How to declutter your wardrobe

A woman removes clothes from a number of organised boxes during a clear out.

If you frequently find yourself wearing the same outfits, it could be time to have a declutter. Not only does decluttering free up valuable physical space within your wardrobe, but it can also be financially beneficial, too. After all, if you sell a few items you no longer want, you can use that extra cash to buy something new.

But first, you have to assess your current wardrobe and decide what can stay and what must go.

How to clear out your wardrobe

Decluttering is simple, but that doesn’t necessarily mean it’s easy. Going through your whole wardrobe and deciding on each item can be time-consuming, so you may wish to split the job up over several days. You could split it up into categories like blouses or skirts, or seasons. By the end of your declutter, you should have four piles:

  • Keep – items you definitely want to keep wearing
  • Maybe – items you're not sure about
  • Donate/Sell – items you no longer want that are in good condition
  • Throw out – items that are broken or damaged and can be recycled or binned

One of the easiest ways to decide which pile an item belongs to is to think about how often you wear it. But just because you don’t wear something often, that doesn’t mean you should automatically get rid of it. Think about the item and how it fits into your wardrobe as a whole.

For example, seasonal clothes typically get worn less than those that can be worn all year round – particularly those items made for extremes of temperature, such as swimwear or snow boots. Alternatively, the type of occasion the clothing is for can have an impact. You might not wear formal evening wear very often, but it’s worth having for those occasions where it’s required.

Deciding whether to keep these less often worn pieces can be made easier by asking yourself the following three questions:

  1. If the right circumstances came about tomorrow, would this item be a strong contender for part of my outfit?
  2. Can I pair this item with other pieces of clothing to make at least three outfits?
  3. Does this item of clothing have special sentimental value?

These questions can also help you to make decisions about other items of clothing where you need a little extra something to help you decide.

Once you’ve split your wardrobe into the four categories, you can get rid of the donate and throw away items and put the keep pile back in your wardrobe. Put the maybe pile in a box and pop it somewhere out of the way, then add a reminder to your calendar or phone. If you haven’t missed any of the items inside in three months, that’s a good sign you won’t miss them if you get rid of them.

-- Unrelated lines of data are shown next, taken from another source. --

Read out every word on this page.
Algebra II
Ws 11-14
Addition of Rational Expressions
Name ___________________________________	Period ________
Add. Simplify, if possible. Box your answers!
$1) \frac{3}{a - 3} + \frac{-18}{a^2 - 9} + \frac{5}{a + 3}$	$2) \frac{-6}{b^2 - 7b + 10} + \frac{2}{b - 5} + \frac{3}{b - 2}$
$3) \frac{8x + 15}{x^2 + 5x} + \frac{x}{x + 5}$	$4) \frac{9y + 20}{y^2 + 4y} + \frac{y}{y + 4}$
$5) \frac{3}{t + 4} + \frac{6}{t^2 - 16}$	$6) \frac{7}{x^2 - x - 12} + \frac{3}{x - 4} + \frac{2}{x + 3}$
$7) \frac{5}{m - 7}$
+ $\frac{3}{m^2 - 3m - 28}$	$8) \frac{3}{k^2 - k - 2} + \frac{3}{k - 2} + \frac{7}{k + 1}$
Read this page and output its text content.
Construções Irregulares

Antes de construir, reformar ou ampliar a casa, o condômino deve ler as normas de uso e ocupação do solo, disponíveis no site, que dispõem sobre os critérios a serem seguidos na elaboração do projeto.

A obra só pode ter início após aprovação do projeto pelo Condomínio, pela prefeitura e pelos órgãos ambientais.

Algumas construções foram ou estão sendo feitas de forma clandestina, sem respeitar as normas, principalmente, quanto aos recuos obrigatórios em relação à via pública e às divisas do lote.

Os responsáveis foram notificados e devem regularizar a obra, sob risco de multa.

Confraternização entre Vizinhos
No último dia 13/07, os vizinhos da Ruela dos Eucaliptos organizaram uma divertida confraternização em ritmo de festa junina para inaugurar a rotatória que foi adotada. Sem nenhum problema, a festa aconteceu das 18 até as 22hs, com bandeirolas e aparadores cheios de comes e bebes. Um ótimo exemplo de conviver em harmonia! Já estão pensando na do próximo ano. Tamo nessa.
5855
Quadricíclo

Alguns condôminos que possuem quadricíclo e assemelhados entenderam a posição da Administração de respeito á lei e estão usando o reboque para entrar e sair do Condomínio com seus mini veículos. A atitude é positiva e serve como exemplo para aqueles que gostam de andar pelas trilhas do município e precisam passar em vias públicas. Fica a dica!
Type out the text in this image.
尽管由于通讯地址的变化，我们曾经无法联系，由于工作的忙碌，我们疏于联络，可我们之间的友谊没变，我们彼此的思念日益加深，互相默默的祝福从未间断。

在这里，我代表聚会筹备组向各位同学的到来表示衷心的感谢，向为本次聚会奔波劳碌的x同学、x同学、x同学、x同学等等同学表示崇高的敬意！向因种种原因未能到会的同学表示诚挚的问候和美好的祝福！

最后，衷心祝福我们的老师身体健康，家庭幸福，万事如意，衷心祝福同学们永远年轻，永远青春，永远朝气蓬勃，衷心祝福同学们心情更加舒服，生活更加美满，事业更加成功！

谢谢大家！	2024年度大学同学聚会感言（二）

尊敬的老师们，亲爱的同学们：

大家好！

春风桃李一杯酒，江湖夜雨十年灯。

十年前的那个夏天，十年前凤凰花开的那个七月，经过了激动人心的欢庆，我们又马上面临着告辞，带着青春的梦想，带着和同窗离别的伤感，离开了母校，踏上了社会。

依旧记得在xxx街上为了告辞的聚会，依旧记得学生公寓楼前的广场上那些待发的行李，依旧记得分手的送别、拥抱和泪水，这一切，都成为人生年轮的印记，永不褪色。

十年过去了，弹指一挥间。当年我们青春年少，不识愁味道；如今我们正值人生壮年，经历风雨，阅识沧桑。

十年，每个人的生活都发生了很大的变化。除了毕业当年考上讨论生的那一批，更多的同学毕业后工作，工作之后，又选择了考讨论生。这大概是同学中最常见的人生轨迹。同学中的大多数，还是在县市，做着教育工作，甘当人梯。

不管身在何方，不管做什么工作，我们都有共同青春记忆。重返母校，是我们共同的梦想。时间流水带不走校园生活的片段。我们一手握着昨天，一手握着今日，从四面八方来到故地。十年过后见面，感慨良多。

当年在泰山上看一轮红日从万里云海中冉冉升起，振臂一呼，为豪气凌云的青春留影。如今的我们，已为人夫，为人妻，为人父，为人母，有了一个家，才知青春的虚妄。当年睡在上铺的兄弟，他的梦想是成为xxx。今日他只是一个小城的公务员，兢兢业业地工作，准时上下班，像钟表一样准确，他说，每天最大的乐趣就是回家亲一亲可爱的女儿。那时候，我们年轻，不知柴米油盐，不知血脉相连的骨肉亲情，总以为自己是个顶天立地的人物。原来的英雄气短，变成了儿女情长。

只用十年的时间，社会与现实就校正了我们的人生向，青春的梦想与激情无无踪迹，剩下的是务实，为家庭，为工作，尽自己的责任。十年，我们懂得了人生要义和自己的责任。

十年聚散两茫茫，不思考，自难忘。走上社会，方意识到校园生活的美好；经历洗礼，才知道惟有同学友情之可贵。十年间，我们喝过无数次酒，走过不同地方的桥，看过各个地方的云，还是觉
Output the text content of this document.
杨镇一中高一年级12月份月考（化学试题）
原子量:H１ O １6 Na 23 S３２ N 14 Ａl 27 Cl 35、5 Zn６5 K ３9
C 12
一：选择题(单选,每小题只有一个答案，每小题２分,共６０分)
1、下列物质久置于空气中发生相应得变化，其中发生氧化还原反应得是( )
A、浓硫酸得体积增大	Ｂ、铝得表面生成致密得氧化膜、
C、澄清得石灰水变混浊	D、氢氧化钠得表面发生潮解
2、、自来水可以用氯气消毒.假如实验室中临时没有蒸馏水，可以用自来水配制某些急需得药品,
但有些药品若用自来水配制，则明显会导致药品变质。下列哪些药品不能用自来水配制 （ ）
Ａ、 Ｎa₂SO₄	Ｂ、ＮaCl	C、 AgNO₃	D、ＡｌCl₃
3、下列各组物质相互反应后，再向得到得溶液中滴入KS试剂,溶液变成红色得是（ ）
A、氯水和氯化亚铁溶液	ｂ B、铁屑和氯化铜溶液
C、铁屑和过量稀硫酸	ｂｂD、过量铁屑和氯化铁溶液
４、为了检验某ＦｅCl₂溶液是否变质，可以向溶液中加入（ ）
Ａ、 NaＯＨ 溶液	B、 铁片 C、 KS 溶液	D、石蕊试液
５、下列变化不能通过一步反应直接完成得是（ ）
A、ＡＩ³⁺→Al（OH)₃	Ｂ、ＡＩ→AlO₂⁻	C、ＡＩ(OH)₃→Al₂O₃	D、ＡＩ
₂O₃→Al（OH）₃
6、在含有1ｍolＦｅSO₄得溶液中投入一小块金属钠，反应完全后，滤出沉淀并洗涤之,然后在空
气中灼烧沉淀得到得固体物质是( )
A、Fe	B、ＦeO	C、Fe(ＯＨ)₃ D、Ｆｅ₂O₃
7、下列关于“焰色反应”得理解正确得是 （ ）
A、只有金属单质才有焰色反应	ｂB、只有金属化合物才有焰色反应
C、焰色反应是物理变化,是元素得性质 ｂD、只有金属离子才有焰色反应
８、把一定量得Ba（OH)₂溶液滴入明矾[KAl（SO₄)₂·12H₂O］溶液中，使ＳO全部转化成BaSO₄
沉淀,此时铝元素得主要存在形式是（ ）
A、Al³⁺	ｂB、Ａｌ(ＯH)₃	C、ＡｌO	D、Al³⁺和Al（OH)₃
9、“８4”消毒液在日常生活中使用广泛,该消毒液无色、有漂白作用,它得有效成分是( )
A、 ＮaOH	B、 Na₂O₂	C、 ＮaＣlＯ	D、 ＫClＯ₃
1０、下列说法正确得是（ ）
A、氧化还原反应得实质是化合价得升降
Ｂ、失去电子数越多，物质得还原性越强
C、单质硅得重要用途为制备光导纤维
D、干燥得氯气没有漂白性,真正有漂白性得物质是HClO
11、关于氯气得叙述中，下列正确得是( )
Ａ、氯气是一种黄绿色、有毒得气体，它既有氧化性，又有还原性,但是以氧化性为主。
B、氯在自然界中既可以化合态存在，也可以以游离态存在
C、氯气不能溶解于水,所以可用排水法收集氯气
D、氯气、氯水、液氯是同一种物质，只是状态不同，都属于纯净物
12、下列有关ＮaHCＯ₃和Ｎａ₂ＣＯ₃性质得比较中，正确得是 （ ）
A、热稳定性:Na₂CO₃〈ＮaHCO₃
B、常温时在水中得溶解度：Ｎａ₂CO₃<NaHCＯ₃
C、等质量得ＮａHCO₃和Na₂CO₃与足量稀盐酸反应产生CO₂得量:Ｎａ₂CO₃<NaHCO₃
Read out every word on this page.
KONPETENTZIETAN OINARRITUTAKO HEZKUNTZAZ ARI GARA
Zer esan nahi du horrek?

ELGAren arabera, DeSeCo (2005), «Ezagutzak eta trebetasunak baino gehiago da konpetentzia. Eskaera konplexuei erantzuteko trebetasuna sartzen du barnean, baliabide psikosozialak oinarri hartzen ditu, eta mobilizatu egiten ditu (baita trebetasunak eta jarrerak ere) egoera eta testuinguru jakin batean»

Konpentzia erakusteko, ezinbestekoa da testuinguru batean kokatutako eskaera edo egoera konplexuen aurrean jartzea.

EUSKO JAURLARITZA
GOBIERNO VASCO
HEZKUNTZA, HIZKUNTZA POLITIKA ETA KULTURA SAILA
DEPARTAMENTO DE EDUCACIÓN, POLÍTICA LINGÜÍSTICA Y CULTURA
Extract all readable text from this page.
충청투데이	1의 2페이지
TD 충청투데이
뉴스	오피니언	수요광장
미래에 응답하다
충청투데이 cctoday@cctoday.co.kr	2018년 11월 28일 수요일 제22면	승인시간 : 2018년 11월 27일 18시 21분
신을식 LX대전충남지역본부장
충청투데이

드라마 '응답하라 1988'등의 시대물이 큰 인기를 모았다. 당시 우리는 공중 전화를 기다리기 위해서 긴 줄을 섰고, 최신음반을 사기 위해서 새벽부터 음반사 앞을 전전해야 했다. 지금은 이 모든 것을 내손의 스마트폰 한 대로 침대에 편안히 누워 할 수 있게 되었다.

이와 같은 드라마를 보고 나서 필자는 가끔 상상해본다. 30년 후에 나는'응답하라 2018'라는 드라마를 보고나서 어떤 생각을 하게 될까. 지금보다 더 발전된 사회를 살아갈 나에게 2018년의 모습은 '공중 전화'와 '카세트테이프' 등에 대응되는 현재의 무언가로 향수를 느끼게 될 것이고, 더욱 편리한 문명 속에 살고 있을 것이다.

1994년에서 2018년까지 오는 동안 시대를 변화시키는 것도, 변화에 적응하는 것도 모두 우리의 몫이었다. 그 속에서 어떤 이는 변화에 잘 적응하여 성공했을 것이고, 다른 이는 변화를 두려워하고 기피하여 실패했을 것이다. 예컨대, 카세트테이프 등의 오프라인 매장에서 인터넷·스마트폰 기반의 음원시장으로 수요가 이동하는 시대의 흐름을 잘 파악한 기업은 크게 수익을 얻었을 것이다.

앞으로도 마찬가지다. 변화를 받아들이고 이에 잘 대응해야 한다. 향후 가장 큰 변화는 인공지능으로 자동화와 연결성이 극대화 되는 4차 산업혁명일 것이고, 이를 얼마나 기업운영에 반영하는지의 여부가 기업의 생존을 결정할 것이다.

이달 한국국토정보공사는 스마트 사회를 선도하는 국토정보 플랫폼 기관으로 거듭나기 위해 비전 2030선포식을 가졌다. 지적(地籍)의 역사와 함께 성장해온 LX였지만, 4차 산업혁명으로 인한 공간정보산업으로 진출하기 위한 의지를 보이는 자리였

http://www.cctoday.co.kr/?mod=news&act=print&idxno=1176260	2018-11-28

How to be ruthless when decluttering clothes

If you still find yourself coming up with reasons to keep everything and not actually decluttering anything from your wardrobe, there is another technique you can use to decide whether or not an item is worth keeping: the hanger trick. It works best for clothes you could wear any day, so you might find it best to segment your wardrobe and try it first with whichever season you’re currently in.

The hanger trick involves turning all the hangers in your wardrobe so that they face the same way. Then, choose a review period, such as three months, and wear whichever clothes you like, remembering to turn the hanger the other way when you put the clothes back into your wardrobe.

At the end of the review period, you should have a good understanding of which clothes you’ve worn and which you haven’t. For the clothes you haven’t worn, you can then think about why you haven’t worn them and, using the three questions detailed above, decide whether to keep them.

If you want to go one step further, attach a piece of paper to each hanger. Write a description of the item of clothing on it (so you don’t accidentally put it back on the wrong hanger), then keep a tally of how many times you wear it. You might also find it helpful to keep a record of details about the clothing. For example, if a shirt is scratchy, write that down so that when you come to declutter, you can take that information into account.

To be even more ruthless, you might want to set restrictions on your wardrobe. For instance, you could set limits on how many items of a specific type of clothing, such as dresses, you’ll keep. Creating a capsule wardrobe can be a great way to cut down on excess clothes.

How often should you declutter your wardrobe?

There is no right or wrong answer on how often you should have a clear out of your wardrobe, and different timescales can suit different people. For the most part, a whole-wardrobe, ruthless declutter can be done once a year. Even if you haven’t bought many new items in that time, your preferences, lifestyle and circumstances may have changed, which can make it beneficial to take another look at your wardrobe’s contents.

If you’ve split your wardrobe up into seasons, however, it’s a good idea to do a declutter of each season’s clothes at the end of that part of the year. For example, clearing out your summer wardrobe in September or October while the summer is still fresh in your mind. Alternatively, you might wish to have a continuous declutter going on all year round. Using the hanger trick, you can perform four declutters a year without taking much time to do it.

As you can tell, there are lots of different ways to declutter a wardrobe, and not all of them will work for everyone. The best way to find out is to pick a technique and see how it goes – happy decluttering.